[DRBD-user] drbd/hearbeat leads to brain-split

Wed Oct 17 17:47:55 CEST 2007

I have the same problem on a similar setup, the only difference being that I 
run NFS on top instead of iscsi. When I take one of the nodes down with a 
hard reboot I get a split brain that I cannot resolve. If I try to manually 
load the module on th failed node and do `drbdadm -- --discard-my-data 
connect all` I get the foolowing in /proc/drbd:

version: 8.0pre5 (api:84/proto:83)
SVN Revision: 2481M build by root@, 2007-10-16 08:52:04
 0: cs:Connected st:Secondary/Primary ds:Diskless/UpToDate r---
    ns:0 nr:0 dw:0 dr:0 al:0 bm:0 lo:0 pe:0 ua:0 ap:0

... which suggest that the system in Diskless. 

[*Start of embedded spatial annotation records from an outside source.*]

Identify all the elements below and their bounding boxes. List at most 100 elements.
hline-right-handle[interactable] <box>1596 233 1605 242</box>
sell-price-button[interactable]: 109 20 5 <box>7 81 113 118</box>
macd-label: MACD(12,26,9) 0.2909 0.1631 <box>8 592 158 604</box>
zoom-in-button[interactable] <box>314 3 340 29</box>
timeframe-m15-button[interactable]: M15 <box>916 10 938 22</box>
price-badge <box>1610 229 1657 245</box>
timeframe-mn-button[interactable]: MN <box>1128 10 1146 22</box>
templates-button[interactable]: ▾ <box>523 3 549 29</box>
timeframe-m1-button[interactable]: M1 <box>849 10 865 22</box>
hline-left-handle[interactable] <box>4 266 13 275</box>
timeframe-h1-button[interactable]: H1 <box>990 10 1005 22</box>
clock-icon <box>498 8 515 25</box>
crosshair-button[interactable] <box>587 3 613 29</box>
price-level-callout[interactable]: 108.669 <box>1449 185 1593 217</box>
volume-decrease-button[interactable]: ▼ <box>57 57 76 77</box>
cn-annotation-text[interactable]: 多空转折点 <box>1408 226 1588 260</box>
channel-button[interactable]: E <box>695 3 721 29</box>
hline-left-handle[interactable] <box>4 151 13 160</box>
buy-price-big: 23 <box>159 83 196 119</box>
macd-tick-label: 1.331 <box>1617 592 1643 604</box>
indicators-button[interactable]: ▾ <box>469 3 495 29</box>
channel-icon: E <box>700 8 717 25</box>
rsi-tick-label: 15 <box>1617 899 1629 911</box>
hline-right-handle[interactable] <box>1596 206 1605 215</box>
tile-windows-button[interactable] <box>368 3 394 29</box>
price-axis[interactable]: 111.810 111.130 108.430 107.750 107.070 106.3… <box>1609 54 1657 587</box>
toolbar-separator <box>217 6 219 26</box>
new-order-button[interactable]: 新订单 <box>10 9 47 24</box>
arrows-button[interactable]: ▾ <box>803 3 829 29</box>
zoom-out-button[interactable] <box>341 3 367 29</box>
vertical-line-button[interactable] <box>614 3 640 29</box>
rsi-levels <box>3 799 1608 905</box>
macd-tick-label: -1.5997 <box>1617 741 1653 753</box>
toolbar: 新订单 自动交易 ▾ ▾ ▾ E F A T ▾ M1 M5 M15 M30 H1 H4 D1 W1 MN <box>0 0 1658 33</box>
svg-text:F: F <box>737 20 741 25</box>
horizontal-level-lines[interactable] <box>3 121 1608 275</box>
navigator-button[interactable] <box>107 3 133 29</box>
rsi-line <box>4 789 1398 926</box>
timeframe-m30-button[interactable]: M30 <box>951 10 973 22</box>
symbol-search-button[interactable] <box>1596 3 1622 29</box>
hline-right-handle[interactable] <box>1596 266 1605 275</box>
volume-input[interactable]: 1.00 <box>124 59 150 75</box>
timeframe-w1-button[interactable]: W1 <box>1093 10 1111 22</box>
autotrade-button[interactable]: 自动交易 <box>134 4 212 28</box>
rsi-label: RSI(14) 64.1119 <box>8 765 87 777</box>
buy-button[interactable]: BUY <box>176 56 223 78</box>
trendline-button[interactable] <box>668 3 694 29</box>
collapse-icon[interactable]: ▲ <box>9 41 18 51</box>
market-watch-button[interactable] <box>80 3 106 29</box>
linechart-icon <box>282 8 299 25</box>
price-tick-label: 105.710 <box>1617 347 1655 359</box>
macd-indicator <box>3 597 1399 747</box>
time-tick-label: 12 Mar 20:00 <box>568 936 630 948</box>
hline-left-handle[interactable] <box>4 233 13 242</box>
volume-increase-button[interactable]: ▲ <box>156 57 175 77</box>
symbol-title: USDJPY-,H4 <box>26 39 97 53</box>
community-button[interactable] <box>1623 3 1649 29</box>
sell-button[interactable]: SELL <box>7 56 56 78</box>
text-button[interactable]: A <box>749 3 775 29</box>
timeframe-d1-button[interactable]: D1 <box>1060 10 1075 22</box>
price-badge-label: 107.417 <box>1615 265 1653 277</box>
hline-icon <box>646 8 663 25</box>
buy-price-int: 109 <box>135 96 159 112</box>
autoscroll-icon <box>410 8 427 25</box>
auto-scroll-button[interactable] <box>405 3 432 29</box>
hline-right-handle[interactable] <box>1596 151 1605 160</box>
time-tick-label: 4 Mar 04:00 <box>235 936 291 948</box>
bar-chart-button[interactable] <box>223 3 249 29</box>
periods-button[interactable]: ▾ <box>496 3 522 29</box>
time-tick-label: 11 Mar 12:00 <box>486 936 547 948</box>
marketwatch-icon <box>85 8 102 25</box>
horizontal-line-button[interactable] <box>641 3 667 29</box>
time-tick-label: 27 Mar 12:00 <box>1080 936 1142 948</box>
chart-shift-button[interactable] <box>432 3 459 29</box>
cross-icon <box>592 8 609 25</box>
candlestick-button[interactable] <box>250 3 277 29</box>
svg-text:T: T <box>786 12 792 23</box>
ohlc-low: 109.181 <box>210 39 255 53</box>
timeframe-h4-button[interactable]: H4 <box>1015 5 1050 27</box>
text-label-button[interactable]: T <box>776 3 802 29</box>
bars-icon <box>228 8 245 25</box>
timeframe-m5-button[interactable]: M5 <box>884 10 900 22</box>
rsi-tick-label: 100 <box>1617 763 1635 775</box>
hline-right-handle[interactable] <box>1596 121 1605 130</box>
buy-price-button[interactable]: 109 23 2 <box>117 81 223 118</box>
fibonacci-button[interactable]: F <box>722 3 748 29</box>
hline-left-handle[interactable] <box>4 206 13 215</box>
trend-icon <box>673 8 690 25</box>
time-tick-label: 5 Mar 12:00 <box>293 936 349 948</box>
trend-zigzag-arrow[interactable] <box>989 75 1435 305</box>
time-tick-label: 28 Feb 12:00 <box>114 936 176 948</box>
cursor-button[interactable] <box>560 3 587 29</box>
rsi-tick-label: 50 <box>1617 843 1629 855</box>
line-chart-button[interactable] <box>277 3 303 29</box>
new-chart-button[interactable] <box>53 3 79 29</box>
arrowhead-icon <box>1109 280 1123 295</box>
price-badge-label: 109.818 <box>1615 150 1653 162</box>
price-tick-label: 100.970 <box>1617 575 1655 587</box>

How do I recover from that state without doing full sync and without stopping 
the working node? 

On Wednesday 17 October 2007 17:52:34 Rudolph Bott wrote:
> Hey list,
>
> I'm currently trying to setup a drbd/iscsi/heartbeat-environment. This
> seems to work out quite well:
>
> - two boxes with drbd storage
> - heartbeat to monitor links and to start iscsi-target etc.
>
> Upon failure of the primary node, heartbeat starts iscsi-target on the
> secondary and makes it the primary node. This works great even while
> clients are writing to the filesystem via iscsi - the iscsi initiator
> simply reconnects to the cluster-IP and continues writing.
>
>
> But as soon as node1 comes back, both nodes complain about a "split brain"
> situation and refuses to resync - although nothing has been written to the
> device on node1 since its disconnect! Shouldn't heartbeat handle this
> situation? On top of that, I'm not able to resync the devices without
> playing around with various drbdadm commands (including taking both sides
> down completely - which would not be an acceptable solution in a production
> environment)
>
> Both sides are equally configured debian etch systems, using heartbeat v2
> packages and drbd8-packets from backports.org: version: 8.0.4
> (api:86/proto:86)
> SVN Revision: 2947 build by root at nas02, 2007-10-16 13:43:43
>
> Please note that the two systems do NOT have equal hardware componentes -
> it's just a test environment with different storage capabilities (~230GB
> vs. ~60GB)
>
> below is a log extract and my heartbeat configuration:
>
> dmesg output from nas02 (after nas01 has been started again):
> r8169: eth1: link up
> drbd0: conn( WFConnection -> WFReportParams )
> drbd0: Handshake successful: DRBD Network Protocol version 86
> drbd0: Considerable difference in lower level device sizes: 121720712s vs.
> 455185536s drbd0: Split-Brain detected, dropping connection!
> drbd0: self
> C765DF24A2676E31:DDFCF96A854616A7:B34DB3CFA71F57C2:15641BAC6660D448 drbd0:
> peer E785C3CFDDDC5C05:DDFCF96A854616A7:B34DB3CFA71F57C2:15641BAC6660D448
> drbd0: conn( WFReportParams -> Disconnecting )
> drbd0: error receiving ReportState, l: 4!
> drbd0: meta connection shut down by peer.
> drbd0: asender terminated
> drbd0: tl_clear()
> drbd0: Connection closed
> drbd0: conn( Disconnecting -> StandAlone )
> drbd0: receiver terminated
>
> ha.cf (taken from nas02, besides the ucast-settings thay are identical):
> logfacility     daemon
> keepalive 1
> deadtime 10
> initdead 60
> ucast eth1      172.16.15.1
> ucast eth0      192.168.0.30
> auto_failback off
> node nas01
> node nas02
>
> haresources:
> nas01 192.168.0.34 drbddisk::storage iscsi-target
> MailTo::technik at megabit.net
>
> and here is a quick "drawing" of the whole layout:
>
>                  iSCSI initiators
>
>        /--------------Switch------------\
>
> 192.168.0.30                      192.168.0.31
>    nas01     ClusterIP 192.168.0.34    nas02
> 172.16.15.1                       172.16.15.2
>
>       \-----------CrossOver Link--------/
>
> Mit freundlichen Grüßen / with kind regards
>
> Rudolph Bott